Urban Fantasy

Monday, January 03, 2005

Those sweet Ann Arbor days

If we may, for a moment, depart from my tired scribblings on impending alcoholism and perpetual self-improvement programs:

Growing up, Mr. Gray was a truly excellent dad. He didn't seem like a Dad in many of the conventional ways. He watched HBO with his (young) children. Music ran in his veins, but he was never one of those awful rock snobs who would shun you for enjoying the occasional foray into cheesy Broadway show tunes. He listened to children and young people, and evaluated what they had to say as if they were colleagues, not charges. At the same time, it was always very clear that he was the Dad, not the Pal. I remember running from Pookie's house one bitingly cold New Year's Eve, scampering down the asphalt in our floppy slippers, loudly singing the alternative lyrics to the X-Files theme music (Sweet Moses, we were nerds) instead of the admittedly more appropriate Auld Lang Sayne, only to be greeted by a Not Pleased Mr. Gray at the door. Mostly, though, I remember looking up at his big teddy bear face with a gentle grin, and thinking "Mr. Gray is so cool!"

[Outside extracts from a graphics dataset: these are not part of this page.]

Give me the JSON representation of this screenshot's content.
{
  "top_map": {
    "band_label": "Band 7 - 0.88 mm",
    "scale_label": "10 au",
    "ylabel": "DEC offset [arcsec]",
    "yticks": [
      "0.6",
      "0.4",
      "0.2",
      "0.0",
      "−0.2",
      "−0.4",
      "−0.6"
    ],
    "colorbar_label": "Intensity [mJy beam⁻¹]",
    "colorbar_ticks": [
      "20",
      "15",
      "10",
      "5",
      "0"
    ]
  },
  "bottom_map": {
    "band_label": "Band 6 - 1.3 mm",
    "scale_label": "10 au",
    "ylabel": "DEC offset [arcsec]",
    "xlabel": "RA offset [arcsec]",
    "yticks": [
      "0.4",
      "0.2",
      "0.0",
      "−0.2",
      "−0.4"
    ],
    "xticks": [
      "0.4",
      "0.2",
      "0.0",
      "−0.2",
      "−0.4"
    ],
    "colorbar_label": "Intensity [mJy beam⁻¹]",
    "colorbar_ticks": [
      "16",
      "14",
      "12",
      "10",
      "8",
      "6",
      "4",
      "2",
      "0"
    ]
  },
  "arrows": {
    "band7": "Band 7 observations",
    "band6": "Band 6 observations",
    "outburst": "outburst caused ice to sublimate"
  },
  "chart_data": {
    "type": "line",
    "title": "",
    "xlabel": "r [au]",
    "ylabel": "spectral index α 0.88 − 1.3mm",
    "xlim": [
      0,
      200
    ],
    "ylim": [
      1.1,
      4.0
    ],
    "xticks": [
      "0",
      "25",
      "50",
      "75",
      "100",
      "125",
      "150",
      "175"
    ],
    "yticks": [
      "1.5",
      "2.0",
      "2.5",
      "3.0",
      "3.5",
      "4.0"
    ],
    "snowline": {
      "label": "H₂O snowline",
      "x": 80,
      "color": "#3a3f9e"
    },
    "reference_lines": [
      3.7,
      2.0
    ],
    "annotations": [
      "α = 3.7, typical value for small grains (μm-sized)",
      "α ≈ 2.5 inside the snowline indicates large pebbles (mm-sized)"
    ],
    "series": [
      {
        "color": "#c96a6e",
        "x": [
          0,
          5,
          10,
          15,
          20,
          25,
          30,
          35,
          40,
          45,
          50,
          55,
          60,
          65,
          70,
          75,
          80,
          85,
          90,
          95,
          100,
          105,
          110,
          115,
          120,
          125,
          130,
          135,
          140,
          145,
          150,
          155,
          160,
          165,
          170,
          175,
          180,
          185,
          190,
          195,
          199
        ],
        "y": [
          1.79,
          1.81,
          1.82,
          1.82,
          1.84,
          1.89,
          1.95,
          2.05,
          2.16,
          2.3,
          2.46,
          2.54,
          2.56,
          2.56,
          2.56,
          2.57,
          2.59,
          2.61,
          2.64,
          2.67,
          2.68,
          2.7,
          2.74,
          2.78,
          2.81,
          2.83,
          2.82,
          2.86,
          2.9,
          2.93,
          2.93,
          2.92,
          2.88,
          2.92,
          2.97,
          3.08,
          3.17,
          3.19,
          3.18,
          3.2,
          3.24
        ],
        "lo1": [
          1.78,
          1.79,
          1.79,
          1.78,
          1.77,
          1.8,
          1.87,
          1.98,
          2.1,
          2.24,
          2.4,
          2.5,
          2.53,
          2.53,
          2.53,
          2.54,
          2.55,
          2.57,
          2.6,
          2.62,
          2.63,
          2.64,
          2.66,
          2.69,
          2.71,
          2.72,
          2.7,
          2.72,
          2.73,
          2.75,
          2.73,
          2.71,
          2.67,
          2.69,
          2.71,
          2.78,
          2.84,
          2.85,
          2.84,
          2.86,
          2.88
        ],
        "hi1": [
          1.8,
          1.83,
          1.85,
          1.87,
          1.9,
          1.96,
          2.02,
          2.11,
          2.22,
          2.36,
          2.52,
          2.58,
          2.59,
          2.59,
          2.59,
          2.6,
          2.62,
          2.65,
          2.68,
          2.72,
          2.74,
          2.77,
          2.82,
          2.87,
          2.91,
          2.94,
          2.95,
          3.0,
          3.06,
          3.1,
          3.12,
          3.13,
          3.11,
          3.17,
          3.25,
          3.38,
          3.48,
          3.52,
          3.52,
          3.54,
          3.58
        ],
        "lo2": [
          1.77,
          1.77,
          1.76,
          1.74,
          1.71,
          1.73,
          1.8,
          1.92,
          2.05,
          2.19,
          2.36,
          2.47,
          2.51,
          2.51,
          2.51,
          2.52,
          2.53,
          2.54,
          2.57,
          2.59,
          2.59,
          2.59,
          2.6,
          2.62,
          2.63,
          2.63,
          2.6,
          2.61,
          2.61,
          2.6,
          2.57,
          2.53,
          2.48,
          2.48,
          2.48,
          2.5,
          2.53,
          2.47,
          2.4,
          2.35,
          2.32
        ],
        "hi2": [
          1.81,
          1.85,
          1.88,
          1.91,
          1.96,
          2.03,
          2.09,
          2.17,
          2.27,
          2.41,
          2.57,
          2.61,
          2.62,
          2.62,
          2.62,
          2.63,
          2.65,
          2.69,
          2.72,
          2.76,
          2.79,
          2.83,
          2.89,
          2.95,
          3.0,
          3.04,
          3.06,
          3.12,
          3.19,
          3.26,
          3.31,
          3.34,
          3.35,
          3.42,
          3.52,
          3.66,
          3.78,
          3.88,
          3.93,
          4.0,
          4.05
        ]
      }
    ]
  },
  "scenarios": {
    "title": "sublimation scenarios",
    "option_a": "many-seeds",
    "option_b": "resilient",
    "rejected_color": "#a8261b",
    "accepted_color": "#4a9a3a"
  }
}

Mr. Gray died two years ago today.

I still ache for his wonderful family, and especially my dear, dear friend, with whom everything and nothing has changed. I see how she she aches, and wish so much that I could make it more manageable from her. Today cannot be easy, so Pookie, if you're reading this, join me in my memory of one of the happiest times I can recall. I'll be the one with the car keys and still in her underwear, thankyouverymuch.

We incestuous, tight-knit four hadn't been all together in years, but it was almost unnerving how effortless it felt. We went back to the scene of our many crimes, and toasted the future on the Rock where scores of little battles were won and lost as we waited for our families, our buses, our Ethical Soccer teachers to arrive. We were pretending to be grownups with the people who knew us as kids, and it was one of those moments where what you're doing and what the universe thinks you should be doing synch up perfectly. We held each other, and told Deep Dark Secrets, and ate overlarge amounts of fondue and pancakes. Later that weekend, not wanting it to end, we just drove for hours around the hometown that in many ways was no longer home. At 3 AM we pulled over in the middle of a street to watch a herd of deer graze in a field a stones throw from apartments and dorms. We knew that the end was in sight, and we talked about it, not wanting to hide from it, but took joy in the familiarity of having new thing to share with old friends. We didn't deny what you were going through, but we found something great in the comfort we could give you and each other. And, most important, there was a Transcendant Naked Puppy Pile.

So, though they may be just empty words, here's hoping they bring back fond memories. You continue to inspire and amaze me, and tonight I will be thinking of you, that weekend, and all the wonderful things we did in our brilliant youth.


  • At January 4, 2005 at 12:57 PM, Blogger carolbean said…

    no new year's will ever top 2003!! if for nothing else than lying naked next to jedd...talk about an urban fantasy.

    i owe you a nice long phone call. and no words of yours have ever been empty for me, least of all these. and thank you for being such an admirable friend. i heart you!


  • At January 12, 2005 at 11:20 PM, Anonymous Anonymous said…

    I need to call you back... I'm sorry. You, Jedd and Carol are really my best friends ever and I can't let that go.